1. In deze uitspraak beoordeelt de rechtbank het beroep van eiser tegen het besluit om aan hem een medisch onderzoek naar zijn rijgeschiktheid op te leggen.
1.1.
Met het bestreden besluit van 10 april 2024 op het bezwaar van eiser is het CBR bij dat besluit gebleven.
1.2.
De rechtbank heeft het beroep op 9 januari 2025 op zitting behandeld. Hieraan hebben deelgenomen eiser en de gemachtigde van het CBR.
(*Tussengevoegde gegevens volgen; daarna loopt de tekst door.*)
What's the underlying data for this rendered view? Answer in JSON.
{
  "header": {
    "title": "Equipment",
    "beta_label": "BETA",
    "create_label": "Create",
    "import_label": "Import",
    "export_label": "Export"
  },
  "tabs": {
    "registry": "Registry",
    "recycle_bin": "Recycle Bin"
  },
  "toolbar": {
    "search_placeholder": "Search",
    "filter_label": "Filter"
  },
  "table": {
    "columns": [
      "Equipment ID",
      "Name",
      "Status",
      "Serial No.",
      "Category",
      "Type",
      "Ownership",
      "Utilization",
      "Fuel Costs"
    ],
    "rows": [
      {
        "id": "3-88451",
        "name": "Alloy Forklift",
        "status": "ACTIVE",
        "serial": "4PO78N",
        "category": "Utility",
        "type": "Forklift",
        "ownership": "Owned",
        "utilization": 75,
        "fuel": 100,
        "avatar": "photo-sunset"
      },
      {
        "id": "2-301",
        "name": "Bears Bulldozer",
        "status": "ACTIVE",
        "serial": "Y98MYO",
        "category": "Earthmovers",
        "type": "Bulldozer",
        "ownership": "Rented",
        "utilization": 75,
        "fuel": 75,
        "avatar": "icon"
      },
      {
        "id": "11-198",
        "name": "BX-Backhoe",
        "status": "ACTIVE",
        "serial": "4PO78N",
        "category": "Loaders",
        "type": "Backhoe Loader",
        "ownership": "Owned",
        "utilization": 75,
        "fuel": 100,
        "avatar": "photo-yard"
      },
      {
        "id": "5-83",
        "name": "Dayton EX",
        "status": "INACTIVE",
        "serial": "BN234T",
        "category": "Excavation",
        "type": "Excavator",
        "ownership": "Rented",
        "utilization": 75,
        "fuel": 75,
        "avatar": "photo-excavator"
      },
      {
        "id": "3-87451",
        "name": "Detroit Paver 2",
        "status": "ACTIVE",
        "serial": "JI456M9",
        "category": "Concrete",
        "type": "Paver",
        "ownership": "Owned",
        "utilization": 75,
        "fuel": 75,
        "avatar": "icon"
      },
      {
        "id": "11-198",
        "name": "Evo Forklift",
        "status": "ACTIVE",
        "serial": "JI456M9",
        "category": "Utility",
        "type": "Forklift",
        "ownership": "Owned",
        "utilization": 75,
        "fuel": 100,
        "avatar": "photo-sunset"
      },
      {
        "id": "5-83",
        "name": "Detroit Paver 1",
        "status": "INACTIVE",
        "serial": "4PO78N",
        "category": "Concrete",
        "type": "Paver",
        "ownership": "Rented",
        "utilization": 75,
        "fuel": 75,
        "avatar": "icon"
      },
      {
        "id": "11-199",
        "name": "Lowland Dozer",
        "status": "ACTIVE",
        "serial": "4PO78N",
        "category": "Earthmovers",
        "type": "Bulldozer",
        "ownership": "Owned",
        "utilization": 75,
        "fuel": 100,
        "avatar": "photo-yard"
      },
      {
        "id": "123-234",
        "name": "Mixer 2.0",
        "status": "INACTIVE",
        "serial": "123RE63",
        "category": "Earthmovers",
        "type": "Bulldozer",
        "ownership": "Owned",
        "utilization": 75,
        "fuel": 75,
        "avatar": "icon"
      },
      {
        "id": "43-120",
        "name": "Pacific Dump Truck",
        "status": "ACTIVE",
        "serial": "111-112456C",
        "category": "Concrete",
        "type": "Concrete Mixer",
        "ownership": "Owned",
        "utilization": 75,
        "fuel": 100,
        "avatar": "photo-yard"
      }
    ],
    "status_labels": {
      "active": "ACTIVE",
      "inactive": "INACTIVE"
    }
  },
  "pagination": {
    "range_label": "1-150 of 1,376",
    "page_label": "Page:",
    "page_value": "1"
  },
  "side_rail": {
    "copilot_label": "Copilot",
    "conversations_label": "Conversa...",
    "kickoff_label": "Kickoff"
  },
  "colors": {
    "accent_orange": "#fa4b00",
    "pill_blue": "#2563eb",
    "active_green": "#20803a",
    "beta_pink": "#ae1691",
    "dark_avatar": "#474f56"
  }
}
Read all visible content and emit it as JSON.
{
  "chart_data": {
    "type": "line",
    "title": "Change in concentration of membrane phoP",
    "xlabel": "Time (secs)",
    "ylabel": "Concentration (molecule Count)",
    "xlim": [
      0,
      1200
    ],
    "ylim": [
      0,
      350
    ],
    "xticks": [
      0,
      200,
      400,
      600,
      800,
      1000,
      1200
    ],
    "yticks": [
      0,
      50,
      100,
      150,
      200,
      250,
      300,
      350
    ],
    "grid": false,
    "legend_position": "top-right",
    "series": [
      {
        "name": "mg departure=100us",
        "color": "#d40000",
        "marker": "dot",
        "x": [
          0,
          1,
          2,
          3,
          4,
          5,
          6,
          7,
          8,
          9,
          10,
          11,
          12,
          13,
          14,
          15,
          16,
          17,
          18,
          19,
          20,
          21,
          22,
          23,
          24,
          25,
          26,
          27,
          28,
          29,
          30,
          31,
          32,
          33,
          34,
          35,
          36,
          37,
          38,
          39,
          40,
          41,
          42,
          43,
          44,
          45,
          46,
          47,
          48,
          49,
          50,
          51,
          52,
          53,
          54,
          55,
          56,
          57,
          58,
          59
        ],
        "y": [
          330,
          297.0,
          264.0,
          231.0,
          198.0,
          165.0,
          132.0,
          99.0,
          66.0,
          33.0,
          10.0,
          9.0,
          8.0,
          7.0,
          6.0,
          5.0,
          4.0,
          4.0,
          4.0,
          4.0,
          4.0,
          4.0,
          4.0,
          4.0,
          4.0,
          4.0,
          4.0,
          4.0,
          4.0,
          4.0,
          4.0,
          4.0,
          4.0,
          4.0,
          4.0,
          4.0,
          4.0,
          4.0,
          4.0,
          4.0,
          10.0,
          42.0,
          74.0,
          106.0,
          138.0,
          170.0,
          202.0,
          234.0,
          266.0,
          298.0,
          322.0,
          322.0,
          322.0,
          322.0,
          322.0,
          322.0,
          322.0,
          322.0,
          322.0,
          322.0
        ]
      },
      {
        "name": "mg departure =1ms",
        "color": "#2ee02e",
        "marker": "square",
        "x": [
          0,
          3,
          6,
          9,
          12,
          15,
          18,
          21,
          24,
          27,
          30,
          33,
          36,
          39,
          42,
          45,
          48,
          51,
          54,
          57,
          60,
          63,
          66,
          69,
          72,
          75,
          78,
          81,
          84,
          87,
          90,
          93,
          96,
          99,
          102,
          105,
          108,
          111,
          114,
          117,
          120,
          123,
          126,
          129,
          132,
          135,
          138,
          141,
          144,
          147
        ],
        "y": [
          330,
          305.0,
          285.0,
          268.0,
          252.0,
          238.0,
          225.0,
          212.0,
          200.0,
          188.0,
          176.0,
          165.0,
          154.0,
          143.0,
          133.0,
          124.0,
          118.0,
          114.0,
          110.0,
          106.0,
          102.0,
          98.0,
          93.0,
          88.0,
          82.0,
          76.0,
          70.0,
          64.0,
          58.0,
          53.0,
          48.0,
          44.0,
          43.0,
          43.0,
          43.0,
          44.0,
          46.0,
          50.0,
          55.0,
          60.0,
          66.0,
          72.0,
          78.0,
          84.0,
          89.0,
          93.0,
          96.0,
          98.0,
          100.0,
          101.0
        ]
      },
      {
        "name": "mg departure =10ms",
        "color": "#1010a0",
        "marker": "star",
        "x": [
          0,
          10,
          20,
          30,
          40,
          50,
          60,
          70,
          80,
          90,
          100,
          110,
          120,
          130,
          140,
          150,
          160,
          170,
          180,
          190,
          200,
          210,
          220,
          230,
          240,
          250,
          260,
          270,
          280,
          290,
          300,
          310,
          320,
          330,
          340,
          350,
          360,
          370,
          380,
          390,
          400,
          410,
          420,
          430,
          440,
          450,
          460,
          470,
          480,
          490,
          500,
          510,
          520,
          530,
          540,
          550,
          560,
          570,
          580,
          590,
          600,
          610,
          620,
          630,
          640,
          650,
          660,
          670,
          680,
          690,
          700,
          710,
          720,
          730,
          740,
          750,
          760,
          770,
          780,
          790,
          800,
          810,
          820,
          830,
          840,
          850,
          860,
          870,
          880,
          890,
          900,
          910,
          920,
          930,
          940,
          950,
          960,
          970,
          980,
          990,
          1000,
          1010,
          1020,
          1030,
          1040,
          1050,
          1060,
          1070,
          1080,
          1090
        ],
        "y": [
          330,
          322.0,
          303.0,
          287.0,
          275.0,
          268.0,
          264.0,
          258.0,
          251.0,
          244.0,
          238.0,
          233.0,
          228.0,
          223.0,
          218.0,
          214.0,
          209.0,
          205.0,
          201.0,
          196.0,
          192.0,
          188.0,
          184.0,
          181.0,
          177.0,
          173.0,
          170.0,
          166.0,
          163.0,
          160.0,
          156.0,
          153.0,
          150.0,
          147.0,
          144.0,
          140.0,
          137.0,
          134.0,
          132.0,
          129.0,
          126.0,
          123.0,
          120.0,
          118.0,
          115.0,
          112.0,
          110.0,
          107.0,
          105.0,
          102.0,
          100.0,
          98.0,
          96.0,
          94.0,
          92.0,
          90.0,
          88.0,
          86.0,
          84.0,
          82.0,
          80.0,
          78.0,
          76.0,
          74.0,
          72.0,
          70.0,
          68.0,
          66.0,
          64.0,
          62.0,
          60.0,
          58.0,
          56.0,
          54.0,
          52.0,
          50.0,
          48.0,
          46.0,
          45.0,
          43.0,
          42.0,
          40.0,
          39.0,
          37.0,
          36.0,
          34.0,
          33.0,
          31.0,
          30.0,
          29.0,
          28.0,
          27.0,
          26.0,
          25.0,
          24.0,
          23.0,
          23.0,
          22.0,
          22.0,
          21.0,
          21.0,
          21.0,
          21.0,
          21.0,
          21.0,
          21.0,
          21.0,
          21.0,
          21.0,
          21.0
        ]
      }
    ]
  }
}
Totstandkoming van het besluit

2. Uit diverse processen-verbaal van de Koninklijke Marechaussee (KMar) van 13 en 14 september 2023 volgt dat eiser op 13 september 2023 opviel bij een verbalisant omdat hij, als bestuurder van een auto, over de belijning reed en slingerend reed. Toen de Kmar hem een volgteken wilde geven en van rijstrook wisselde, verhoogde hij zijn snelheid en reed hij richting de Kmar, die voor hem moest uitwijken. Tijdens de staande houding zag de Kmar in de auto achter de bijrijdersstoel een geopend blik bier liggen. Eiser had waterige ogen en sprak warrig. Hij zei dat hij die week weed had gerookt. Zijn voertuig vertoonde meerdere deuken en krassen. Het voorlopig ademalcoholonderzoek gaf een positieve uitslag. Eiser wilde niet meewerken aan een speekseltest. Hij is aangehouden op verdenking van overtreding van artikel 8 WVW 1994.
Eiser verklaarde blijkens deze processen-verbaal dat hij bekend is met een hersenaandoening, waardoor hij vergeetachtig is en vaak in herhaling valt. Hij verklaarde ook dat hij wegens zijn medische situatie door de overheid was ingeloot in een cannabisprogramma, maar dat hij om voor hem onbekende redenen uit dit programma is gezet. Eiser gaf aan dat hij niet kon uitsluiten dat de overheid hem willens en wetens dwars zit. Eiser gaf aan dat hij veel had meegemaakt in de aflopen jaren. Hij verklaarde veel medicatie te gebruiken en wegens de ziekte kanker specifieke medicatie te gebruiken. Hij zou ook bekend zijn met jicht. Eiser begreep niet waar het idee vandaan kwam dat hij artikel 8 WVW 1994 had overschreden. Wel wilde hij zijn situatie bespreken met een arts, maar later tijdens het verhoor wees hij erop dat volgens hem de arts zich niet had geïdentificeerd. Eiser maakte op de verbalisant een verwarde indruk, anders dan te verwachten is van de invloed van alcohol of softdrugs.
Bij een bloedanalyse werd een ademalcoholgehalte van 0,67 promille (boven de grenswaarde van 0,5) geconstateerd en een THC-waarde van 1,5 ug/l.
3. Bij brief van 17 oktober 2023 is eiser in kennis gesteld van de uitslag van het
bloedonderzoek en gewezen op het recht op een tegenonderzoek.
4. Op 14 september 2023 heeft de KMar aan het CBR een mededeling als bedoeld in artikel 130 van de Wegenverkeerswet 1994 (WvW) gestuurd.
5. Bij brief van 8 november 2023 heeft het CBR aan eiser meegedeeld dat het voornemens is een medisch onderzoek naar zijn rijgeschiktheid aan hem op te leggen.
6. Bij besluit van 13 december 2023 (primaire besluit) heeft het CBR een medisch onderzoek naar de geschiktheid van eiser opgelegd en de geldigheid van zijn rijbewijs geschorst. In dit besluit staat, voor zover hier van belang:

“Waarom moet u een onderzoek laten doen?

Op basis van deze informatie twijfelen wij eraan of het nog veilig is dat u een rijbewijs heeft en deelneemt aan het verkeer. Volgens de regelgeving moet u dan een medisch onderzoek laten doen. (…)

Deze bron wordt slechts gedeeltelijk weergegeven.